The Japanese civil servant who was ostracized for not going down with the Titanic
Masabumi Hosono (15 October 1870 Hokura, Niigata, Japan - 14 March 1939 Tokyo, Japan)
Early life
Hosono was born in the village of Hokura in 1870 and graduated from the Tokyo Higher Commercial School (Now Hitotsubashi University) and joined the Mitsubishi Joint Stock Company. The following year he become a cargo clerk at the Shidome Freight Terminal in Tokyo.
In 1906, having completed a Russian language course he became a manager in the accounting division of the Imperial Railroad Office. By 1908 he was the railroad director. In 1910 Hosono was working for the Ministry of Transport and was sent to Russia to learn from the Russian state railway system. He returned via London before boarding Titanic at Southampton as a second class passenger. As a government official he could have afforded to travel first class but non whites were not welcome so he travelled on a £13 second class ticket.
The collision
Hosono was asleep at the moment of the collision and was woken by a stewardess knocking on his door to rouse him. At first he thought it was a drill but as he attempted to head up to the higher decks it was assumed he was a third class passenger and so instructed to return to lower decks and await instructions.
He was able to evade the obstructions and make his way to the boat deck, and as he took in the scene he realised there would never be enough lifeboats to ferry all souls off the doomed liner. He described the scene in an account written on Titanic heading paper:
'All the while flares signalling emergency were being shot into the air ceaselessly, and hideous blue flashes and noises were simply terrifying. Somehow I could in no way dispel the feeling of utter dread and desolation,'
He watched the number of lifeboats diminish and began to contemplate the inevitability of his death:
'I tried to prepare myself for the last moment with no agitation, making up my mind not to leave anything disgraceful as a Japanese. But still I found myself looking for and waiting for any possible chance for survival.'
A chance for escape presented itself when an officer shouted "room for two more" before launching a lifeboat and a man jumped in. Hosono reports:
'I myself was deep in desolate thought that I would no more be able to see my beloved wife and children, since there was no alternative for me than to share the same destiny as the Titanic. But the example of the first man making a jump led me to take this last chance.'
In the lifeboat
'Fortunately the men in charge were taken up with something else and did not pay much attention. Besides, it was dark, and so they would not have seen who was a man and who a woman.'
Hosono was a mere 200 feet (61 metres) from the sinking ship, he described the "extraordinary sounds" of the cries of those still onboard and reported four distinct explosions when the ship broke up.

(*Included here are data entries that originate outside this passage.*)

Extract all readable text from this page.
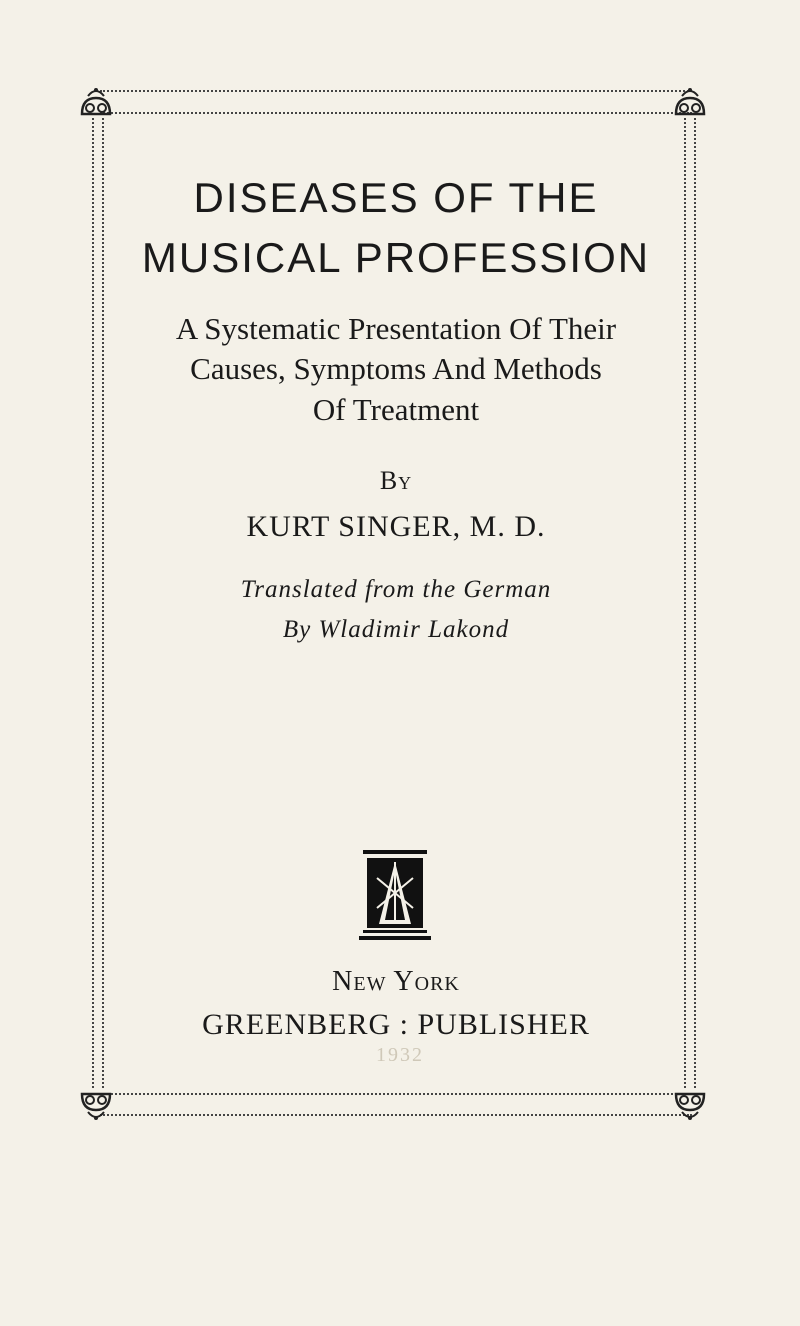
DISEASES OF THE
MUSICAL PROFESSION
A Systematic Presentation Of Their
Causes, Symptoms And Methods
Of Treatment
By
KURT SINGER, M. D.
Translated from the German
By Wladimir Lakond
New York
GREENBERG : PUBLISHER
1932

'After the ship sank there came back again frightful shrills and cries of those drowning in the water. Our lifeboat too was filled with sobbing, weeping children and women worried about the safety of their husbands and fathers. 'And I, too, was as much depressed and miserable as they were, not knowing what would become of myself in the long run.'
At around 8 am the following morning lifeboat 13 was rescued by the RMS Carpathia. It was while onboard the Carpathia that he used the Titanic headed paper in his pockets to write his account of the disaster, which he had originally used to start writing a letter to his wife. This testimony is the only known documented account to exist on Titanic stationary.
Fame to shame
Upon arrival in New York friends arranged his return to Japan where the newspapers called him "the lucky Japanese boy" and after providing a series of interviews he even achieved a degree of fame. All this was to change as another survivor, Archibald Gracie, in his book Titanic: A Survivor's Story, denounced him as a stowaway on lifeboat 10. Edward Buley, who was in charge of lifeboat 10 (having been instructed by First Officer William Murdoch to take command and find a seamen to accompany him) reported to the US Senate hearing that Hosono and the other man must have disguised themselves as women to sneak aboard although this was not reported in Japan.

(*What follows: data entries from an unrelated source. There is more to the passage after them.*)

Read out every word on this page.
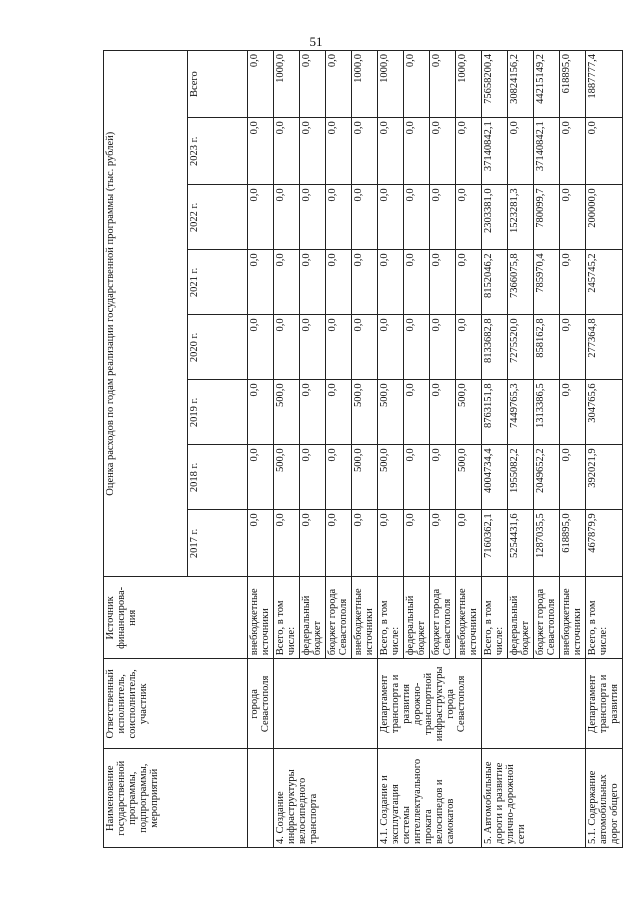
51
Наименование государственной программы, подпрограммы, мероприятий	Ответственный исполнитель, соисполнитель, участник	Источник финансирова-ния	Оценка расходов по годам реализации государственной программы (тыс. рублей)							
			2017 г.	2018 г.	2019 г.	2020 г.	2021 г.	2022 г.	2023 г.	Всего
	города Севастополя	внебюджетные источники	0,0	0,0	0,0	0,0	0,0	0,0	0,0	0,0
4. Создание инфраструктуры велосипедного транспорта		Всего, в том числе:	0,0	500,0	500,0	0,0	0,0	0,0	0,0	1000,0
		федеральный бюджет	0,0	0,0	0,0	0,0	0,0	0,0	0,0	0,0
		бюджет города Севастополя	0,0	0,0	0,0	0,0	0,0	0,0	0,0	0,0
		внебюджетные источники	0,0	500,0	500,0	0,0	0,0	0,0	0,0	1000,0
4.1. Создание и эксплуатация системы интеллектуального проката велосипедов и самокатов	Департамент транспорта и развития дорожно-транспортной инфраструктуры города Севастополя	Всего, в том числе:	0,0	500,0	500,0	0,0	0,0	0,0	0,0	1000,0
		федеральный бюджет	0,0	0,0	0,0	0,0	0,0	0,0	0,0	0,0
		бюджет города Севастополя	0,0	0,0	0,0	0,0	0,0	0,0	0,0	0,0
		внебюджетные источники	0,0	500,0	500,0	0,0	0,0	0,0	0,0	1000,0
5. Автомобильные дороги и развитие улично-дорожной сети		Всего, в том числе:	7160362,1	4004734,4	8763151,8	8133682,8	8152046,2	2303381,0	37140842,1	75658200,4
		федеральный бюджет	5254431,6	1955082,2	7449765,3	7275520,0	7366075,8	1523281,3	0,0	30824156,2
		бюджет города Севастополя	1287035,5	2049652,2	1313386,5	858162,8	785970,4	780099,7	37140842,1	44215149,2
		внебюджетные источники	618895,0	0,0	0,0	0,0	0,0	0,0	0,0	618895,0
5.1. Содержание автомобильных дорог общего	Департамент транспорта и развития	Всего, в том числе:	467879,9	392021,9	304765,6	277364,8	245745,2	200000,0	0,0	1887777,4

The Gracie accusation caused a souring of Hosono's name and the reaction was swift and intense. Japanese society turned on him and condemned him as a coward. He lost his job and school text books described him as an example of how to be dishonourable. He was considered immoral by a professor of ethics. He received letters asking him to commit suicide for the shame he brought upon the country although he was reemployed by the ministry which he maintained until his death in 1939.

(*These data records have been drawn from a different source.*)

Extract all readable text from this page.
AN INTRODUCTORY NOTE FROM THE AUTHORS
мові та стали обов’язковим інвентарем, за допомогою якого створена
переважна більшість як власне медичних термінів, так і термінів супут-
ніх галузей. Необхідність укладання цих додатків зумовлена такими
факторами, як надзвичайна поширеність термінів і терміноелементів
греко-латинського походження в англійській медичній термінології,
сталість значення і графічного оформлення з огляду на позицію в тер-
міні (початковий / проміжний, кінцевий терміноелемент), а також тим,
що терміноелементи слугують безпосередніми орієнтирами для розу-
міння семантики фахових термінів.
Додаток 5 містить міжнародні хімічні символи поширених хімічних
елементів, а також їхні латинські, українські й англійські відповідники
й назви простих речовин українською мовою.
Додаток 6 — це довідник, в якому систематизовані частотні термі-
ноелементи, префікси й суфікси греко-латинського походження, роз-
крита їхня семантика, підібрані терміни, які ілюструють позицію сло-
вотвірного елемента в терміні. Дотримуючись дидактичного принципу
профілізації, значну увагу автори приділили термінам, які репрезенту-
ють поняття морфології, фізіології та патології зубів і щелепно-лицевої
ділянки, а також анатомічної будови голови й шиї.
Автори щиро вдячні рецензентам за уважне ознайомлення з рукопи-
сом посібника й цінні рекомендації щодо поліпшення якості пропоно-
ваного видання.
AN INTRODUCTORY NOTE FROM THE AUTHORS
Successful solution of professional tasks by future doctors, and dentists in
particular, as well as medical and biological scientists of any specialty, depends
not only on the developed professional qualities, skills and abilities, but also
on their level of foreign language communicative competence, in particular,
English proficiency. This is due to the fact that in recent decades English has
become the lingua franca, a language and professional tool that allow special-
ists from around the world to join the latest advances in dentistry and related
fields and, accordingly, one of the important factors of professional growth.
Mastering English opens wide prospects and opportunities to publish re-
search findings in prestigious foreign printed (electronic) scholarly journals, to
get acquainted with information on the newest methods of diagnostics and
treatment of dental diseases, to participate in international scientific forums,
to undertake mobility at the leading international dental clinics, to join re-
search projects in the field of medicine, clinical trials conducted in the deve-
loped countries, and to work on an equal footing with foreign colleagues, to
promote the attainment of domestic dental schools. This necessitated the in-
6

The treatment handed out to Hosono was no different to the scourging received by J. Bruce Ismay, the president of the White Star Line, who was labelled the "Coward of the Titanic" and became a relative recluse for the rest of his life.
Removing the stain
The Hosono shame hung over the family for decades. his hand written account was published at least twice soon after his death and then in 1980 during an unsuccessful bid to find the wreck of the Titanic. As the spotlight returned in the wake of the behemoth Cameron film, Masabumi's grandson, Haruomi Hosono, a leading member of the band Yellow Magic Orchestra expressed relief that honour had been restored after the letter was released to the media.